The long New York Jets nightmare of a season is now over, and team owner Woody Johnson is hopeful to put behind him more drama than MTV's "The Hills." Not that we would know.
The Jets endured a disappointing 8-8 season after an offseason spent retaining the core that made consecutive AFC championship game appearances. But after a 2-3 start, the Jets began to splinter with teammates calling each other out in the media and wide receiver Derrick Mason being shipped out to the Houston Texans in what appeared to be a move to make him the team's scapegoat.
Then on Wednesday night, on Showtime's "Inside the NFL," the usually even-tempered LaDainian Tomlinson called the Jets locker room "as bad as I've been around."
"And I've been around some locker rooms and quarterback-receiver situations and what-not, but it was as bad as I've been around," Tomlinson said.
But predictably, Johnson came to the defense of his team and the management decisions that brought in players with questionable character in an effort to make the team's first Super Bowl appearance in over four decades.
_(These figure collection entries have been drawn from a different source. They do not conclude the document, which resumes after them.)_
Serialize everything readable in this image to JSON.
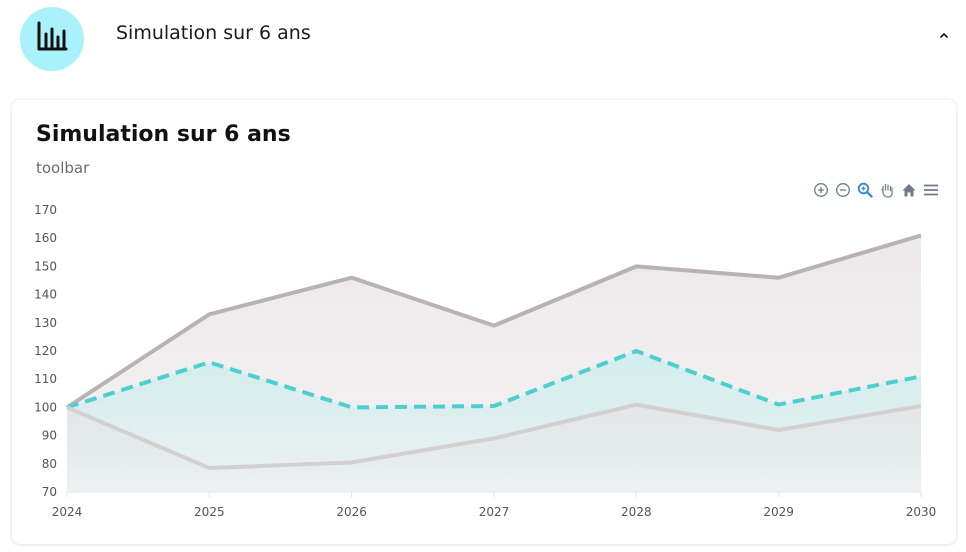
{
  "header": {
    "title": "Simulation sur 6 ans",
    "icon": "bar-chart-icon",
    "collapse_icon": "chevron-up-icon"
  },
  "card": {
    "title": "Simulation sur 6 ans",
    "subtitle": "toolbar"
  },
  "toolbar": {
    "icons": [
      "zoom-in-icon",
      "zoom-out-icon",
      "selection-zoom-icon",
      "pan-hand-icon",
      "home-reset-icon",
      "menu-icon"
    ]
  },
  "colors": {
    "avatar_bg": "#a9f2fb",
    "upper_line": "#b9b2b5",
    "middle_line": "#4ecfcf",
    "lower_line": "#d3d0d1",
    "toolbar_active": "#2a89d4",
    "toolbar_icon": "#6e7a89"
  },
  "chart_data": {
    "type": "area",
    "title": "Simulation sur 6 ans",
    "xlabel": "",
    "ylabel": "",
    "x": [
      "2024",
      "2025",
      "2026",
      "2027",
      "2028",
      "2029",
      "2030"
    ],
    "ylim": [
      70,
      170
    ],
    "yticks": [
      70,
      80,
      90,
      100,
      110,
      120,
      130,
      140,
      150,
      160,
      170
    ],
    "grid": false,
    "legend": "none",
    "series": [
      {
        "values": [
          100,
          133,
          146,
          129,
          150,
          146,
          161
        ],
        "style": "solid",
        "color": "#b9b2b5"
      },
      {
        "values": [
          100,
          116,
          100,
          100.5,
          120,
          101,
          111
        ],
        "style": "dashed",
        "color": "#4ecfcf"
      },
      {
        "values": [
          100,
          78.5,
          80.5,
          89,
          101,
          92,
          100.5
        ],
        "style": "solid",
        "color": "#d3d0d1"
      }
    ]
  }
}
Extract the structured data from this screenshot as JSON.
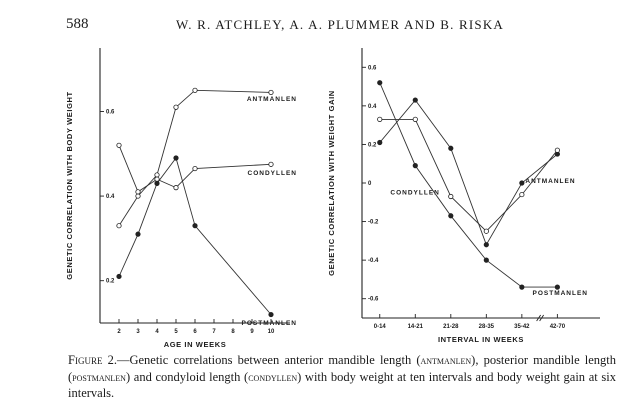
{
  "header": {
    "page_number": "588",
    "running_head": "W. R. ATCHLEY, A. A. PLUMMER AND B. RISKA"
  },
  "caption": {
    "label": "Figure 2.",
    "intro": "—Genetic correlations between anterior mandible length (",
    "t1": "antmanlen",
    "m1": "), posterior mandible length (",
    "t2": "postmanlen",
    "m2": ") and condyloid length (",
    "t3": "condyllen",
    "outro": ") with body weight at ten intervals and body weight gain at six intervals."
  },
  "chart_data": [
    {
      "type": "line",
      "ylabel": "GENETIC CORRELATION WITH BODY WEIGHT",
      "xlabel": "AGE IN WEEKS",
      "ylim": [
        0.1,
        0.75
      ],
      "xlim": [
        1,
        11
      ],
      "yticks": [
        0.2,
        0.4,
        0.6
      ],
      "ytick_labels": [
        "0.2",
        "0.4",
        "0.6"
      ],
      "xticks": [
        2,
        3,
        4,
        5,
        6,
        7,
        8,
        9,
        10
      ],
      "xtick_labels": [
        "2",
        "3",
        "4",
        "5",
        "6",
        "7",
        "8",
        "9",
        "10"
      ],
      "series": [
        {
          "name": "ANTMANLEN",
          "marker": "open",
          "points": [
            [
              2,
              0.33
            ],
            [
              3,
              0.4
            ],
            [
              4,
              0.45
            ],
            [
              5,
              0.61
            ],
            [
              6,
              0.65
            ],
            [
              10,
              0.645
            ]
          ],
          "label_at": [
            10,
            0.625
          ]
        },
        {
          "name": "CONDYLLEN",
          "marker": "open",
          "points": [
            [
              2,
              0.52
            ],
            [
              3,
              0.41
            ],
            [
              4,
              0.44
            ],
            [
              5,
              0.42
            ],
            [
              6,
              0.465
            ],
            [
              10,
              0.475
            ]
          ],
          "label_at": [
            10,
            0.45
          ]
        },
        {
          "name": "POSTMANLEN",
          "marker": "filled",
          "points": [
            [
              2,
              0.21
            ],
            [
              3,
              0.31
            ],
            [
              4,
              0.43
            ],
            [
              5,
              0.49
            ],
            [
              6,
              0.33
            ],
            [
              10,
              0.12
            ]
          ],
          "label_at": [
            10,
            0.095
          ]
        }
      ]
    },
    {
      "type": "line",
      "ylabel": "GENETIC CORRELATION WITH WEIGHT GAIN",
      "xlabel": "INTERVAL IN WEEKS",
      "ylim": [
        -0.7,
        0.7
      ],
      "xlim": [
        -0.5,
        6.2
      ],
      "yticks": [
        0.6,
        0.4,
        0.2,
        0,
        -0.2,
        -0.4,
        -0.6
      ],
      "ytick_labels": [
        "0.6",
        "0.4",
        "0.2",
        "0",
        "-0.2",
        "-0.4",
        "-0.6"
      ],
      "xticks": [
        0,
        1,
        2,
        3,
        4,
        5
      ],
      "xtick_labels": [
        "0-14",
        "14-21",
        "21-28",
        "28-35",
        "35-42",
        "42-70"
      ],
      "series": [
        {
          "name": "ANTMANLEN",
          "marker": "filled",
          "points": [
            [
              0,
              0.21
            ],
            [
              1,
              0.43
            ],
            [
              2,
              0.18
            ],
            [
              3,
              -0.32
            ],
            [
              4,
              0.0
            ],
            [
              5,
              0.15
            ]
          ],
          "label_at": [
            4.1,
            0.0
          ]
        },
        {
          "name": "CONDYLLEN",
          "marker": "open",
          "points": [
            [
              0,
              0.33
            ],
            [
              1,
              0.33
            ],
            [
              2,
              -0.07
            ],
            [
              3,
              -0.25
            ],
            [
              4,
              -0.06
            ],
            [
              5,
              0.17
            ]
          ],
          "label_at": [
            0.3,
            -0.06
          ]
        },
        {
          "name": "POSTMANLEN",
          "marker": "filled",
          "points": [
            [
              0,
              0.52
            ],
            [
              1,
              0.09
            ],
            [
              2,
              -0.17
            ],
            [
              3,
              -0.4
            ],
            [
              4,
              -0.54
            ],
            [
              5,
              -0.54
            ]
          ],
          "label_at": [
            4.3,
            -0.58
          ]
        }
      ]
    }
  ]
}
Johnson told the media on Thursday he "didn't feel a toxicity in the locker room" and disagreed with Tomlinson's characterizations.
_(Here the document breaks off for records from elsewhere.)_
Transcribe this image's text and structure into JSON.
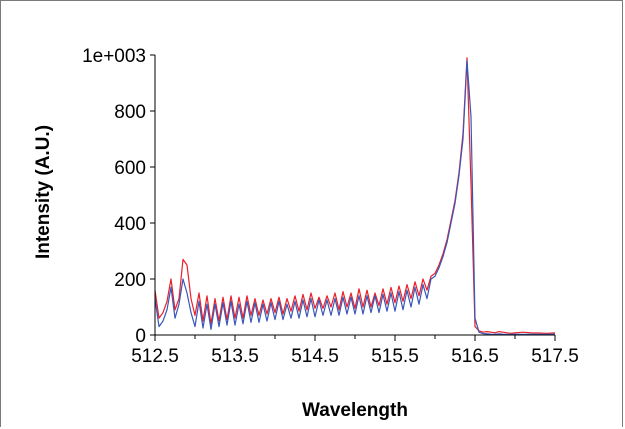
{
  "chart_data": {
    "type": "line",
    "xlabel": "Wavelength",
    "ylabel": "Intensity (A.U.)",
    "xlim": [
      512.5,
      517.5
    ],
    "ylim": [
      0,
      1000
    ],
    "x_ticks": [
      "512.5",
      "513.5",
      "514.5",
      "515.5",
      "516.5",
      "517.5"
    ],
    "y_ticks": [
      "0",
      "200",
      "400",
      "600",
      "800",
      "1e+003"
    ],
    "grid": false,
    "series": [
      {
        "color": "#e8202a",
        "x": [
          512.5,
          512.55,
          512.6,
          512.65,
          512.7,
          512.75,
          512.8,
          512.85,
          512.9,
          512.95,
          513.0,
          513.05,
          513.1,
          513.15,
          513.2,
          513.25,
          513.3,
          513.35,
          513.4,
          513.45,
          513.5,
          513.55,
          513.6,
          513.65,
          513.7,
          513.75,
          513.8,
          513.85,
          513.9,
          513.95,
          514.0,
          514.05,
          514.1,
          514.15,
          514.2,
          514.25,
          514.3,
          514.35,
          514.4,
          514.45,
          514.5,
          514.55,
          514.6,
          514.65,
          514.7,
          514.75,
          514.8,
          514.85,
          514.9,
          514.95,
          515.0,
          515.05,
          515.1,
          515.15,
          515.2,
          515.25,
          515.3,
          515.35,
          515.4,
          515.45,
          515.5,
          515.55,
          515.6,
          515.65,
          515.7,
          515.75,
          515.8,
          515.85,
          515.9,
          515.95,
          516.0,
          516.05,
          516.1,
          516.15,
          516.2,
          516.25,
          516.3,
          516.35,
          516.4,
          516.45,
          516.5,
          516.55,
          516.6,
          516.65,
          516.7,
          516.75,
          516.8,
          516.85,
          516.9,
          516.95,
          517.0,
          517.1,
          517.2,
          517.3,
          517.4,
          517.5
        ],
        "y": [
          160,
          60,
          80,
          120,
          200,
          90,
          130,
          270,
          250,
          130,
          70,
          150,
          50,
          140,
          40,
          130,
          50,
          135,
          55,
          140,
          60,
          135,
          60,
          140,
          70,
          130,
          70,
          125,
          75,
          130,
          80,
          135,
          75,
          130,
          85,
          140,
          85,
          145,
          90,
          150,
          95,
          135,
          95,
          140,
          100,
          150,
          90,
          155,
          100,
          150,
          95,
          165,
          100,
          160,
          100,
          150,
          105,
          165,
          110,
          170,
          115,
          175,
          120,
          180,
          130,
          190,
          140,
          200,
          160,
          210,
          220,
          250,
          290,
          340,
          410,
          480,
          580,
          720,
          990,
          540,
          30,
          15,
          10,
          12,
          10,
          8,
          12,
          10,
          8,
          6,
          8,
          10,
          8,
          7,
          6,
          8
        ]
      },
      {
        "color": "#3a57b8",
        "x": [
          512.5,
          512.55,
          512.6,
          512.65,
          512.7,
          512.75,
          512.8,
          512.85,
          512.9,
          512.95,
          513.0,
          513.05,
          513.1,
          513.15,
          513.2,
          513.25,
          513.3,
          513.35,
          513.4,
          513.45,
          513.5,
          513.55,
          513.6,
          513.65,
          513.7,
          513.75,
          513.8,
          513.85,
          513.9,
          513.95,
          514.0,
          514.05,
          514.1,
          514.15,
          514.2,
          514.25,
          514.3,
          514.35,
          514.4,
          514.45,
          514.5,
          514.55,
          514.6,
          514.65,
          514.7,
          514.75,
          514.8,
          514.85,
          514.9,
          514.95,
          515.0,
          515.05,
          515.1,
          515.15,
          515.2,
          515.25,
          515.3,
          515.35,
          515.4,
          515.45,
          515.5,
          515.55,
          515.6,
          515.65,
          515.7,
          515.75,
          515.8,
          515.85,
          515.9,
          515.95,
          516.0,
          516.05,
          516.1,
          516.15,
          516.2,
          516.25,
          516.3,
          516.35,
          516.4,
          516.45,
          516.5,
          516.55,
          516.6,
          516.65,
          516.7,
          516.75,
          516.8,
          516.85,
          516.9,
          516.95,
          517.0,
          517.1,
          517.2,
          517.3,
          517.4,
          517.5
        ],
        "y": [
          130,
          30,
          50,
          90,
          170,
          60,
          110,
          200,
          150,
          80,
          30,
          120,
          25,
          110,
          20,
          110,
          30,
          115,
          35,
          120,
          35,
          110,
          40,
          120,
          45,
          115,
          45,
          110,
          50,
          115,
          55,
          120,
          55,
          110,
          60,
          120,
          60,
          125,
          65,
          130,
          65,
          125,
          70,
          125,
          70,
          130,
          70,
          135,
          75,
          135,
          75,
          140,
          75,
          140,
          80,
          140,
          80,
          145,
          85,
          150,
          85,
          155,
          90,
          160,
          100,
          170,
          110,
          180,
          130,
          200,
          210,
          240,
          280,
          330,
          400,
          470,
          570,
          700,
          980,
          780,
          60,
          10,
          5,
          4,
          3,
          2,
          4,
          3,
          2,
          2,
          3,
          2,
          3,
          2,
          2,
          3
        ]
      }
    ]
  }
}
"A locker room is kind of like alchemy, putting it together. You have to put it together. You hope that the leaders like LaDainian take charge and squash some of these conflicts that arise. That kind of leadership you need. I know LaDainian. I know him pretty well; I know that he probably tried to do it. He's a very honorable guy, a tremendous player and a tremendous person," Johnson said.
"Losing the way we [did], winning eight games and not making the playoffs is frustrating. It's frustrating for LaDainian, who is a Hall of Famer, and it's frustrating for the 53rd guy. It's just none of these guys that make it to this level are used to losing and that has its own repercussions."
Johnson said that wide receiver Santonio Holmes, who after getting into a fourth-quarter fight in the huddle was benched during the regular-season finale loss in Miami, will return to the team. Holmes signed a five-year, $50 million dollar deal with the team this past August but had the lowest reception number of his career while making enemies with his unfiltered mouth.
Driven out of Pittsburgh as a cancer, Holmes showed a similar mood with the Jets and was critical of quarterback Mark Sanchez throughout the season, even as Sanchez showed limited improvement from his previous two NFL seasons. The long-term deal is not something Johnson regrets giving to Holmes.
"He's a great receiver that won us a lot of games. He and Mark and the team will be successful in the future," Johnson said. "That's what you pay for people that have a lot of talent in the reception business."
Sanchez was blamed for a stagnant offense that ranked in the bottom third of the league this year in total offense. He, along with offensive coordinator Brian Schottenheimer, were lambasted by fans for the subpar numbers. Rumors have begun to circulate that Peyton Manning, who appears on his way out of the Indianapolis Colts, could be headed to New York.
While Johnson defended his young quarterback, whom the Jets traded up to take with the No. 5 selection in the 2009 NFL draft and called him "our guy," Johnson didn't downplay any Manning rumors. The Jets owner would like to see Sanchez pushed and competition at starter, something that was a complaint by unnamed players following the season.
"He has to have someone breathing on his back," Johnson said. "I think you could maybe argue that, but these guys aren't that easy to find that can go in and step in for a starting quarterback if you want to win games."